As humans waste less time, the benefits of using this technology pile up. Overall productivity improves, operating costs are reduced and tasks are done more efficiently.

Current spend in the intelligent automation space is $12.4 billion and by 2025, it’s expected to reach more than $230 billion.

Why use IA for sales

In 2018, sales productivity and performance were ranked as the No. 1 challenge for B2B businesses. Without a well-oiled, highly productive sales organization, businesses fail to scale, grow or remain successful and profitable in their market. Yet, the sales process is riddled with inefficiencies that prevent representatives from being productive and bringing revenue into the company.

Sales teams spend hours writing emails, scheduling meetings, entering data, filling out forms, copy and pasting information, etc. Salesforce estimates that administrative tasks like these take up 64 percent of the average sales rep’s time; time that’s spent away from customers.

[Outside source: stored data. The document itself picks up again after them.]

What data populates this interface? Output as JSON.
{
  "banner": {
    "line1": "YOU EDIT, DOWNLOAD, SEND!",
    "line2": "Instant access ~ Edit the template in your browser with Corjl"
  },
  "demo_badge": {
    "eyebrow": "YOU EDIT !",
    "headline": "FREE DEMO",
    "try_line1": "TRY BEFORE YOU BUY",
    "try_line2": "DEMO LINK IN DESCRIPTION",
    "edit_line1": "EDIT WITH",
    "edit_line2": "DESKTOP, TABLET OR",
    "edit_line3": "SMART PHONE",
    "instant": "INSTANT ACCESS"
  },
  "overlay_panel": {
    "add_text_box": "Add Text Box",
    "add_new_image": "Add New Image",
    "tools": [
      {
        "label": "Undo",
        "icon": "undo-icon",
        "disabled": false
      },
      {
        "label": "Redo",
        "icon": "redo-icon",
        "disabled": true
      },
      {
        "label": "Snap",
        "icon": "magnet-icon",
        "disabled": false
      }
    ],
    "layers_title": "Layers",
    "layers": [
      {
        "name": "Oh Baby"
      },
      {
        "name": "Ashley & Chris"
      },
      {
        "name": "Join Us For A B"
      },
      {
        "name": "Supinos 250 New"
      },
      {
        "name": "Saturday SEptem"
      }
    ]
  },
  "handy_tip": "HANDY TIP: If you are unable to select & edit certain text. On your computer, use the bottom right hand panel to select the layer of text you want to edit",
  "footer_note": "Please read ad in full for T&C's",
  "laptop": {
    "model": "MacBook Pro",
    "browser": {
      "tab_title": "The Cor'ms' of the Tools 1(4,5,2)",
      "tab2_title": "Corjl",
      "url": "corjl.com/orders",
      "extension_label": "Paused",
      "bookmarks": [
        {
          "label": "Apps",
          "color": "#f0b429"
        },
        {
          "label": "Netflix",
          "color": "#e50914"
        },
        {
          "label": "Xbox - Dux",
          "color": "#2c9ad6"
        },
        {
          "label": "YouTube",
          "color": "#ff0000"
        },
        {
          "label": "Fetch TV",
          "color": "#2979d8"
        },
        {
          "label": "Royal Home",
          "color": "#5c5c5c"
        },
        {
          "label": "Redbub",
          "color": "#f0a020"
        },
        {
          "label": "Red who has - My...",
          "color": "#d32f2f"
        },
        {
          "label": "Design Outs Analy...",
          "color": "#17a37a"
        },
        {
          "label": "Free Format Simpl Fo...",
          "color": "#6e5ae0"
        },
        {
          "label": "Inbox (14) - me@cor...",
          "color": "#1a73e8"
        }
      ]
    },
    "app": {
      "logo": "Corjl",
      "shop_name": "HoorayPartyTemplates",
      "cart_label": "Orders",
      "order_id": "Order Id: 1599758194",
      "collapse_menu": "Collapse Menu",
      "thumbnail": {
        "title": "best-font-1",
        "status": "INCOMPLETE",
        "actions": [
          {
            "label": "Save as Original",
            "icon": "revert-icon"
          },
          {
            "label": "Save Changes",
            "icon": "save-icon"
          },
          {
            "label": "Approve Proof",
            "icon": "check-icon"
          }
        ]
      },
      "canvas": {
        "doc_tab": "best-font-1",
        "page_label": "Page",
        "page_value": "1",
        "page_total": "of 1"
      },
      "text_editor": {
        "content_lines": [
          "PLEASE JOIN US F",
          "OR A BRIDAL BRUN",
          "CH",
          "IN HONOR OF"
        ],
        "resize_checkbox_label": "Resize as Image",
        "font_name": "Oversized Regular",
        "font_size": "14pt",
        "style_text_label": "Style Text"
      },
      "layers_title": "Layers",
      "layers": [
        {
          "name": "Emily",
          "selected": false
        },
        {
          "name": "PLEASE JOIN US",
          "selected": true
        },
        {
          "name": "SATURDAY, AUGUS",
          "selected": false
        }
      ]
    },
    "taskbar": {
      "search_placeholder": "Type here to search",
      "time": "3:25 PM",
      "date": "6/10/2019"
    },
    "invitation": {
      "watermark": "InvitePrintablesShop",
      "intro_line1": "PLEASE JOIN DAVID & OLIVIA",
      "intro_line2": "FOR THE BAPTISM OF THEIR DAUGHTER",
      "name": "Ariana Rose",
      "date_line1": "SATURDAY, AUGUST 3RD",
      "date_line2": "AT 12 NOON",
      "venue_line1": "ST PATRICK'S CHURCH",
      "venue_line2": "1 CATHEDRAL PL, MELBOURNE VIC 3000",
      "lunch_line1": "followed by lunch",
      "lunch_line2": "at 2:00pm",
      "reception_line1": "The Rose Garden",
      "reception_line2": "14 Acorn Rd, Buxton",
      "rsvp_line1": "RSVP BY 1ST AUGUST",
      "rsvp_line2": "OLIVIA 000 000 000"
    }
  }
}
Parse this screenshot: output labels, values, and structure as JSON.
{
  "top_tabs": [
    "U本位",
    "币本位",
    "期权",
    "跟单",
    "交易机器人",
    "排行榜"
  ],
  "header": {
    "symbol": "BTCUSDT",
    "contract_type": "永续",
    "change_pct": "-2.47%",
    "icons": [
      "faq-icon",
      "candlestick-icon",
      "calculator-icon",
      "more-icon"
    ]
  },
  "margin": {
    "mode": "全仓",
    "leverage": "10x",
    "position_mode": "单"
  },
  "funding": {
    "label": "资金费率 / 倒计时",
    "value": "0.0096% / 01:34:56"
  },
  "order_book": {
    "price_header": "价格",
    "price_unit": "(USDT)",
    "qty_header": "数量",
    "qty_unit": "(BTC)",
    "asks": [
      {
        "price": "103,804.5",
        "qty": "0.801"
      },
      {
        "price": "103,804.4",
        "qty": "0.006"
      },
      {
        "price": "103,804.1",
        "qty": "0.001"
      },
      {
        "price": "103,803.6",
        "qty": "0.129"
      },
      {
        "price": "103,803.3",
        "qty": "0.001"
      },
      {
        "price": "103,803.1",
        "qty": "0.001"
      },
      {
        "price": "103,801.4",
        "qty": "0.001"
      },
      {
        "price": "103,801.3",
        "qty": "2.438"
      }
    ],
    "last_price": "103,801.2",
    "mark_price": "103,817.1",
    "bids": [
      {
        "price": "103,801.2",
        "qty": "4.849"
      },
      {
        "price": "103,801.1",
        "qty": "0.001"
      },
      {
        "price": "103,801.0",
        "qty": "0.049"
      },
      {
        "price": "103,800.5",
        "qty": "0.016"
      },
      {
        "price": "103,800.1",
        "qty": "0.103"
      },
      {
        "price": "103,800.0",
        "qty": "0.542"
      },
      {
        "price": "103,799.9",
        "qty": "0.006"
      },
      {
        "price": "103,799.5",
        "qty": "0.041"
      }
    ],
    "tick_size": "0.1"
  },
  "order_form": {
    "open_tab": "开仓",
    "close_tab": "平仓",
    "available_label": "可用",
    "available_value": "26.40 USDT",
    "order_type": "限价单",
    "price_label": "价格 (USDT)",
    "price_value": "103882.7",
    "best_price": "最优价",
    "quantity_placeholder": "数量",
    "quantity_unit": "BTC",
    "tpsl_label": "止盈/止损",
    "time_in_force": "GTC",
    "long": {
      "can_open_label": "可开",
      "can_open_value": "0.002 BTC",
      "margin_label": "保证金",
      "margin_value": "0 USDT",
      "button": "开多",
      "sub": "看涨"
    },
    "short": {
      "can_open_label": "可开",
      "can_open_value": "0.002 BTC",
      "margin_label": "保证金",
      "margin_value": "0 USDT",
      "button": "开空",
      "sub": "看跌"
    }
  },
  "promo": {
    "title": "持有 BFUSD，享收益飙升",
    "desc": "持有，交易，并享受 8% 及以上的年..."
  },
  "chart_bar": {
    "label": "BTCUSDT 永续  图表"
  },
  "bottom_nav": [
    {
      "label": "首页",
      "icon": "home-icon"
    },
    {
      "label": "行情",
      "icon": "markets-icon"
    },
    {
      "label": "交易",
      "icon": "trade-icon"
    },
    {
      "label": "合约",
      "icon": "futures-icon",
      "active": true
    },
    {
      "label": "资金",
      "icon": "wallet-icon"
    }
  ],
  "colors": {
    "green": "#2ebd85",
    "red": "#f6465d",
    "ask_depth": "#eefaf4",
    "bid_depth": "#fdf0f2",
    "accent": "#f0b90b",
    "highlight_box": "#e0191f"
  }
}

Intelligent automation will change that.

Eliminating these excessive processes that prevent sales productivity should be an initiative on any company’s agenda. While it’s not yet in widespread use, very soon this AI will go from giving a company a competitive advantage to becoming a requirement.

In 2018, 61 percent of companies were seriously considering intelligent automation solutions (37 percent examining the potential of this technology, 24 percent in pilot or proof of concept). In three years, 49 percent expect to be using intelligent automation at scale, while 29 percent will use it in selective ways.

Technology is one of the biggest drivers pushing the needle of optimization forward. Businesses, now more than ever, rely on tech to optimize their processes. This is especially the case as a new generation of business optimization approaches with artificial intelligence and automation at the helm.